Listening to your compositions has convinced me that you are a musical "chameleon" who absorbs everything you've heard, and then, you take what you've listened to and make something very and distinctly your own with it.

Your Bossa Nova composition, "Precious", is just another example of the fruitful results of what I described above. Your instrumental arrangement is a coolly rhythmic and perhaps even danceable piece of Bossa Nova elegance.

Forum member "VideoTrack" made an amazingly insightful comment about Ms. Yoshikawa's singing that I wish I had thought of first: "She holds a conversation with the vocals in this song". Nothing could be more true, Shigeki. Her voice is as clear, as expressive, and as playful as a young girl's, yet at the same time delightfully sensuous. It's the waves above the undercurrent of your luxurious music.

I don't know where her own piano playing began and ended in your track, but wherever it came in, it only added to the jazzy "Brazilian-ness" of your song. Each stanza of the lyrics are like some new kind of musical "haiku."

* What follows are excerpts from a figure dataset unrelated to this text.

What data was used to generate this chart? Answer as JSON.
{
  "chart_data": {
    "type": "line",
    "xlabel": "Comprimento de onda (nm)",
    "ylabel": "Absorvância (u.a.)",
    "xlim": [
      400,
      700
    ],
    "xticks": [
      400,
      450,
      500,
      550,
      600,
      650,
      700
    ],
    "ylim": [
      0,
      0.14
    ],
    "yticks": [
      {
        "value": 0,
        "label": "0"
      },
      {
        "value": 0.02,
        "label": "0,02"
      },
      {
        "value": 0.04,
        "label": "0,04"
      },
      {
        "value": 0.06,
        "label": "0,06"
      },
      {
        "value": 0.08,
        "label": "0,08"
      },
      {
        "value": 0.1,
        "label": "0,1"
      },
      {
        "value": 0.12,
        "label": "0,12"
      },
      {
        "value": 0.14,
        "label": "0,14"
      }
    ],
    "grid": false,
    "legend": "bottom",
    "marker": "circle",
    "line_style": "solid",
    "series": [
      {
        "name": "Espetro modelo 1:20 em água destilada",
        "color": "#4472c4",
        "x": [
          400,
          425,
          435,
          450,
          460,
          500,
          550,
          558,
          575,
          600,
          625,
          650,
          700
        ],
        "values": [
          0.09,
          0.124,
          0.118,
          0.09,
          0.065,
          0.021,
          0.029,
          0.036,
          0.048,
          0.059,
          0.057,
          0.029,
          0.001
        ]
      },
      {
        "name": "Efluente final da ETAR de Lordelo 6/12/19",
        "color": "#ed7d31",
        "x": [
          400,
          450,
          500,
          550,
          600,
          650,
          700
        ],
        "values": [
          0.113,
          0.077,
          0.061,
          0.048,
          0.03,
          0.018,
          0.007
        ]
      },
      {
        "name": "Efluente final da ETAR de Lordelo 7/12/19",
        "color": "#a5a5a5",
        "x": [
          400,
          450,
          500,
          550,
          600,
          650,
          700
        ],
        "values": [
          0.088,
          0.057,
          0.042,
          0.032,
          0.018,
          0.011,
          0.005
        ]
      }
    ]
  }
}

The late jazz music "critic" Barry Ulanov described the title track of a Dave Brubeck album, "Time In', as "a fine thing, a sweet thing, a twilight thing." Those are deliciously descriptive and evocative words to communicate the essence of the feel of a piece of music, but I couldn't stop them from rising out of my memory as I listened to "Precious." I hope he won't mind that I borrowed them and offered them to you and Ms. Yoshikawa.

Sincerely,

"bluage" (a.k.a. Loren)


"Music is what feelings sound like."-- borrowed from a Cakewalk Music Creator forum member, "Mamabear".